Bezirksvertretung Hüls beschließt mehrheitlich die Einleitung eines Bebauungsplanes für den Bereich Fette Henn, Kretenbäskes Weg, Hinter der Papenburg, Klever Straße

Der Antrag wurde am 02. Februar mit Mehrheit beschlossen
Die Beschlussfassung über die Einleitung eines Bebauungsplanes in Hüls im Bereich Fette Henn veranlasst die Mehrheitsfraktionen in der Bezirksvertretung Hüls von SPD, Grünen und FDP zur folgenden Stellungnahme:

Die Entscheidung, dass es sich bei der in Rede stehenden etwa 33.000 qm großen Fläche um ein reines Wohngebiet handelt, wurde vor vier Jahrzehnten im Flächennutzungsplan (FNP) festgelegt.

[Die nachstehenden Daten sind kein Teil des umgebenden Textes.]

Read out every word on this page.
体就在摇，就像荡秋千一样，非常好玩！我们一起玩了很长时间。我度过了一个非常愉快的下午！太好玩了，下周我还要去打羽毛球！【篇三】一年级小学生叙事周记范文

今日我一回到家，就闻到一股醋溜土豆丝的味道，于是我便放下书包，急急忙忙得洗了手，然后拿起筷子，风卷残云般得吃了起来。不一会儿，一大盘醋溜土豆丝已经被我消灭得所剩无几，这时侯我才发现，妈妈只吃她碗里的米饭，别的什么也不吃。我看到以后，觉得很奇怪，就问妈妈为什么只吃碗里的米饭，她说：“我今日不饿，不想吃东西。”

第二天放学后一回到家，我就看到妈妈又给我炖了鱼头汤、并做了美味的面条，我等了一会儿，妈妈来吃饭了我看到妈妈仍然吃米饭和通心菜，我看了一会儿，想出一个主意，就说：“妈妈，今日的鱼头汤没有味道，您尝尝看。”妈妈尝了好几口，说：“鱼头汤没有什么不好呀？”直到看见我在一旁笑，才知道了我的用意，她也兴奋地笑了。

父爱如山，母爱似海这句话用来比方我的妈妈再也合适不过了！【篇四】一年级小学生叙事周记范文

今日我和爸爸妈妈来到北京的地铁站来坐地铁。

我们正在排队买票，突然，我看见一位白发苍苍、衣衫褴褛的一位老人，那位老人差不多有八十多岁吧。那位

Bei der Novellierung des FNP im vergangenen Jahr ist von keiner Seite eine Änderung beantragt worden. Es besteht daher schon jetzt dort die Möglichkeit für Grundstückseigentümer, Baugenehmigungen zu erhalten. Damit eine ungeordnete Bebauung vermieden wird, ist ein Bebauungsplan dringend erforderlich, damit alle unterschiedlichen Belange der Grundstückseigentümer sozusagen in einem Interessenausgleich abgewogen werden können.